10. A non-transitory computer-readable storage medium having computer-executable instructions for determining a server from a cluster of servers to handle a resource request, comprising:

receiving at a server within the cluster a request for a resource;

on the server, executing a distributed algorithm to determine a server that handles the resource; wherein the distributed algorithm is also performed on each of the other servers within the cluster in response to another request for the resource; wherein the distributed algorithm uses a unique identifier that is associated with the resource, a list of logical servers and a mapping of the logical servers to the servers within the cluster that are active; wherein the resource is assigned a sequence indicating a priority among the servers within the cluster to handle the request;

responding to the request for the resource when the server receiving the request owns the resource.

11. The computer-readable storage medium of claim 10, wherein a number of logical servers within the cluster is a fixed number and wherein a number of the servers within the cluster is equal to or less than the number of logical servers during a runtime operation and wherein the mapping of the logical servers to the servers within the cluster is updated periodically during the runtime.

12. The computer-readable storage medium of claim 10, wherein each of the servers periodically exchange health information with each other to determine when a server is removed from the cluster and when a server is added to the cluster.

13. The computer-readable storage medium of claim 12, in response to the server being added and the server being removed, each server within the cluster re-evaluating and re-balancing its assigned resources with the other servers within the cluster.

14. The computer-readable storage medium of claim 10, wherein the resources are uniformly distributed to the servers within the cluster using a distributed hash function.

15. The computer-readable storage medium of claim 10, wherein the resources handled by the servers are users within a VoIP communication system.

16. A system for determining a server from a cluster of servers to handle a resource request, comprising:

a network connection that is configured to connect to the IP network;

a processor and a computer-readable medium;

an operating environment stored on the computer-readable medium and executing on the processor; and

a resource manager operating under the control of the operating environment and operative to:

receive a request for a resource;

execute a distributed algorithm to determine the server within the cluster that handles the resource; wherein the distributed algorithm is also performed on each of the other servers within the cluster in response to another request for the resource; wherein the distributed algorithm uses a unique identifier that is associated with the resource, a list of logical servers and a mapping of the logical servers to the servers within the cluster that are active; wherein the resource is assigned a sequence indicating a priority among the servers within the cluster to handle the request;

forward the request to the determined server when the resource is not handled by the server receiving the request; and

respond to the request for the resource when the server receiving the request owns the resource.
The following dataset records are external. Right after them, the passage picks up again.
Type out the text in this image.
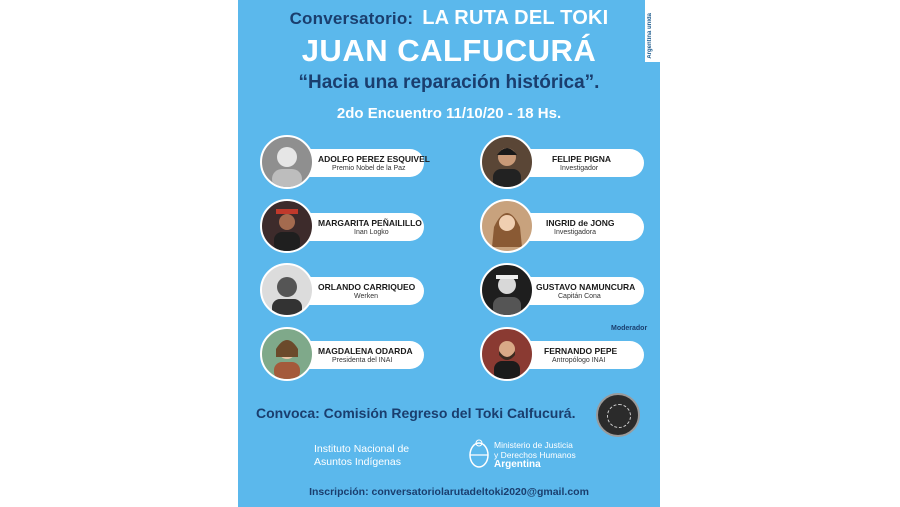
Argentina unida
Conversatorio: LA RUTA DEL TOKI
JUAN CALFUCURÁ
“Hacia una reparación histórica”.
2do Encuentro 11/10/20 - 18 Hs.
ADOLFO PEREZ ESQUIVEL
Premio Nobel de la Paz
MARGARITA PEÑAILILLO
Inan Logko
ORLANDO CARRIQUEO
Werken
MAGDALENA ODARDA
Presidenta del INAI
FELIPE PIGNA
Investigador
INGRID de JONG
Investigadora
GUSTAVO NAMUNCURA
Capitán Cona
Moderador
FERNANDO PEPE
Antropólogo INAI
Convoca: Comisión Regreso del Toki Calfucurá.
Instituto Nacional de
Asuntos Indígenas
Ministerio de Justicia
y Derechos Humanos
Argentina
Inscripción: conversatoriolarutadeltoki2020@gmail.com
17. The system of claim 16, wherein a number of logical servers within the cluster is a fixed number that does not change during a runtime and wherein a number of the servers within the cluster is equal to or less than the number of logical servers during the runtime and wherein the mapping of the logical servers to the servers within the cluster is updated periodically during the runtime.

18. The system of claim 16, wherein the resource manager further comprises periodically exchanging health information with the servers within the cluster to determine when a server is removed from the cluster and when a server is added to the cluster.

19. The system of claim 16, in response to a server being added and the server being removed, each server within the cluster re-evaluating and re-balancing its assigned resources with the other servers within the cluster.

20. The system of claim 16, wherein the resources are uniformly distributed to the servers within the cluster using a hash function.